Diesel From Scrap in a Parking Lot or Back Yard
Here is something that excites me about horizon-event on the green revolution: production of synthetic diesel fuel in small chemical factories at about $1.00 per gallon.
This is not bio-diesel -- it is digested scrap material and waste cellulose from crops and trash that would otherwise clog land fills or break down into useless components and return to the soil or the air. And it is happening now in Bay Minette, Alabama.

A company called Cello Energy, started by father and son team Jack and Allen Boykin of Daphne, AL, started turning out diesel fuel in 2008, in a plant constructed in only 8 months. Almost 20 years of brainstorming, designing and testing have yielded a high-tech operation of grinders, pumps, "digesters" and storage tanks.
"We can take 15 to 20 pounds of raw material and turn it into a gallon of diesel. In 22 minutes we can do what it takes 15 to 20 million years to do in nature," said Boykin.

"We can take paper, plastic, broken chairs, anything that ever grew we can turn it into fuel," says Boykin. "We could take 86 percent of the city's waste and turn it into fuel."
"I could build one of these in the parking lot of Wal-Mart, just as quickly as we could get the equipment ordered," Boykin also said.
Now that's called point-of-use production of fuel. Just what the doctor ordered.
There is a full article on this start-up company here.
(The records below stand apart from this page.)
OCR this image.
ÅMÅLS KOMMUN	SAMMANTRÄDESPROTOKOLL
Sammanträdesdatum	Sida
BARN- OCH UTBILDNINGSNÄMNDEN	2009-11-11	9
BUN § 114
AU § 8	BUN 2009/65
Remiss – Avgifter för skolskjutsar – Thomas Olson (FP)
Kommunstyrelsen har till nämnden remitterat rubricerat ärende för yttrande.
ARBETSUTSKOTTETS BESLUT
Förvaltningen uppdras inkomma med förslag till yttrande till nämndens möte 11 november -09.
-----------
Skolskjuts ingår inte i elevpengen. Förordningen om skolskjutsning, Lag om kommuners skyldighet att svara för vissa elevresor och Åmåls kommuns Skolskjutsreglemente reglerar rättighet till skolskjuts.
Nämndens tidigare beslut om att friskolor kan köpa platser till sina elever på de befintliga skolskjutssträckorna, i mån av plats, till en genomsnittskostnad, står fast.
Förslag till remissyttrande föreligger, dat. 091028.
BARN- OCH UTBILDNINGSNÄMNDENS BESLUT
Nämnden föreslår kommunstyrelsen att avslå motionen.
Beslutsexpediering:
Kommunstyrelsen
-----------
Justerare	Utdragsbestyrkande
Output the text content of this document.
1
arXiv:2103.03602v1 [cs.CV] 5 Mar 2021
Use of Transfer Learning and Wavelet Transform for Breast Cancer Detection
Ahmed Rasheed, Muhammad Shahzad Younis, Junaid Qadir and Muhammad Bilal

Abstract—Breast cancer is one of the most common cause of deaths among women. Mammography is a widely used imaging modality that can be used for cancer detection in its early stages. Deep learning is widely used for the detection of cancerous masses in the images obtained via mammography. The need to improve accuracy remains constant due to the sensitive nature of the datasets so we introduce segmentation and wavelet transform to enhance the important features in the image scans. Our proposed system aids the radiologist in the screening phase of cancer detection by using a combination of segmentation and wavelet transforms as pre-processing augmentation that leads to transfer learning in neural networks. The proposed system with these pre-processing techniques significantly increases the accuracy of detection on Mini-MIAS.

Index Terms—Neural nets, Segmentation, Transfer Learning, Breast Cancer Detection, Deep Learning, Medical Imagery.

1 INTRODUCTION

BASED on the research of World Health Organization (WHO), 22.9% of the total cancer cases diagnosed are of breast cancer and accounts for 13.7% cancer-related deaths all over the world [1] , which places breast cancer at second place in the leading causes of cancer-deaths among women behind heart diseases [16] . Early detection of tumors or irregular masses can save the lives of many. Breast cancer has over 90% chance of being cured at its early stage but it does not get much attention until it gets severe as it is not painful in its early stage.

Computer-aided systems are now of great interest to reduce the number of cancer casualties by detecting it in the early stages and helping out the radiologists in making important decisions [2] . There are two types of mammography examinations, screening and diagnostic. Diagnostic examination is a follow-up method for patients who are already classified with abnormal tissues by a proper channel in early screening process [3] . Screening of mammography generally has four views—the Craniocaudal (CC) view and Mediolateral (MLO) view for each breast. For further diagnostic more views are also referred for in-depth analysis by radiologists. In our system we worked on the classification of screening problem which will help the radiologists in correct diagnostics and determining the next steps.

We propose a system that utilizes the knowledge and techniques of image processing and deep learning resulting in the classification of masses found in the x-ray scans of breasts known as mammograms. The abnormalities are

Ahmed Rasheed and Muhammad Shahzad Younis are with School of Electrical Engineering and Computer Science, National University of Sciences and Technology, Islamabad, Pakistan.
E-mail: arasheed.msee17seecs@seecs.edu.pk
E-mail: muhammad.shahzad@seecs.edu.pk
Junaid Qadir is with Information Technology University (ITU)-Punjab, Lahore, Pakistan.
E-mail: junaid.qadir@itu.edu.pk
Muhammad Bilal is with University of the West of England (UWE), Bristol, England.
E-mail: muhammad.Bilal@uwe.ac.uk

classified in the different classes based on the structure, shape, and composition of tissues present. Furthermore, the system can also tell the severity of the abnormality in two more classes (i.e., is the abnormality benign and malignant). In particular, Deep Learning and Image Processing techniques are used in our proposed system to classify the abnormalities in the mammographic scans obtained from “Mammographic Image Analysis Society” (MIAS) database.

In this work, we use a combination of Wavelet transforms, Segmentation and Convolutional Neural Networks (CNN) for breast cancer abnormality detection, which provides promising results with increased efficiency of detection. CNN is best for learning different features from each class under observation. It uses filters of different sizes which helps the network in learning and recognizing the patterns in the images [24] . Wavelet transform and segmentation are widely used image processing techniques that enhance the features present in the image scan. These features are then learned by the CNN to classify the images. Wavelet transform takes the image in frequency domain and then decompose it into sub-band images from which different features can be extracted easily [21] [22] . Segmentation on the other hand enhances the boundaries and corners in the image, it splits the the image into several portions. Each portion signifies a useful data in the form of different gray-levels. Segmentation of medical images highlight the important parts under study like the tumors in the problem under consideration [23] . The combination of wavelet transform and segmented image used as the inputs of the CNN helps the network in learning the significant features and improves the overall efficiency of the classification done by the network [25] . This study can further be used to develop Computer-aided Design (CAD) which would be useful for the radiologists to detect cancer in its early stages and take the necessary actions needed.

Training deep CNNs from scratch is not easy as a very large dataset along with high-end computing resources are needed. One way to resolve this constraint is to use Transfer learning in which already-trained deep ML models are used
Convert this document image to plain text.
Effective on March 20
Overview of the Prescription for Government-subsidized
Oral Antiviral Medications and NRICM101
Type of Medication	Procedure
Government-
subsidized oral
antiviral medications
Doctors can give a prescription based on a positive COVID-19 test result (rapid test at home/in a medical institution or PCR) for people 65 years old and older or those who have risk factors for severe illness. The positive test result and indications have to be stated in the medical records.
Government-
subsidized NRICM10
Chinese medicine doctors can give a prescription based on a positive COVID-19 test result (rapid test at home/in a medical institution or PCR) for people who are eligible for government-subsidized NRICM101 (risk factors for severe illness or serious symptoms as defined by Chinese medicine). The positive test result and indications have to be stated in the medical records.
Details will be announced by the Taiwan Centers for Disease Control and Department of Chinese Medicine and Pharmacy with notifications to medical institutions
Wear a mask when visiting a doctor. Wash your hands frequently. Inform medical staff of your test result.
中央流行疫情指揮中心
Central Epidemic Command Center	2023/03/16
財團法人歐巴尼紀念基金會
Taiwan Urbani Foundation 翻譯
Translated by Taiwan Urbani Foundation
Lexus Concept Car, courtesy of www.illustratorworld.com

Salon.com
Comments
If America's producers can gain a little more, we will all share in it. Tractors and equipment all take diesel, so this aids in their operating expenses which, in turn, will allow for more production in having more capital for seed, fertilizer, whatever. Plus, if they can sell the remnants of their crops on the back end, it would be a huge bonus.
I'm wondering if you would have to do some kind of conversion on the engines to run this stuff. I know that it's not bio-diesel, but I'm not familiar with what "synthetic" actually means. I am a girl after all.
One of my first posts on here talked a little about this. I'm sure glad the right guy won.
http://open.salon.com/content.php?cid=29624
I do wish they'd give these guys a little more credit though. it's not like they dreamed it up and made it happen in a year. He's been thinking about it and working it out for at least fifteen.
According to some of the articles I read on this company, this synthetic diesel goes right into diesel engines after their process. No conversion needed in the vehicle. Alabama is positioning itself, through research at Auburn University, to become a player in both bio-diesel and synthetic fuels. But not ethanol; the future is not there.
Julie - being a girl doesn't disqualify you from having the brain power to figure this out! After all, you wrote a powerful comment on this post. A girlie-girl posting on a girlie-girl's post. We can take home the bacon, fry it up in the pan - and never never let them forget they are men!
And any effort that assists in weaning ourselves off foreign, even domestic oil sounds pretty good to me. My only problem with diesels is that most of the engines that run on them these days are such gross-polluters (one of my pet peeves). But if we combined more diesel fuel production (and refined it into the low-sulfur clean variety), and did a better job of designing and producing better, cleaner diesel engines, then even I’d be happy. I think some car companies have begun rolling out new generation clean diesels already...
From what I keep hearing, it’s going to take a combination of everything we can come up with (clean diesel, plug-in hybrids, hydrogen fuel cells, etc.) to start making a difference for the planet and our future. Great post, Pat. Thanks.
We had one of those oil heaters when we were in Oregon. This was two years ago. Filled the tank up for, I think, $650 - didn't even last us through the winter.
I'm partial to flashy too.
Julie - Oregon? I had the impression you lived in Texas? Maybe that was then and this is now? Texas, the home of "black gold." Maybe they will start changing the cellulose in sagebrush into "green tea."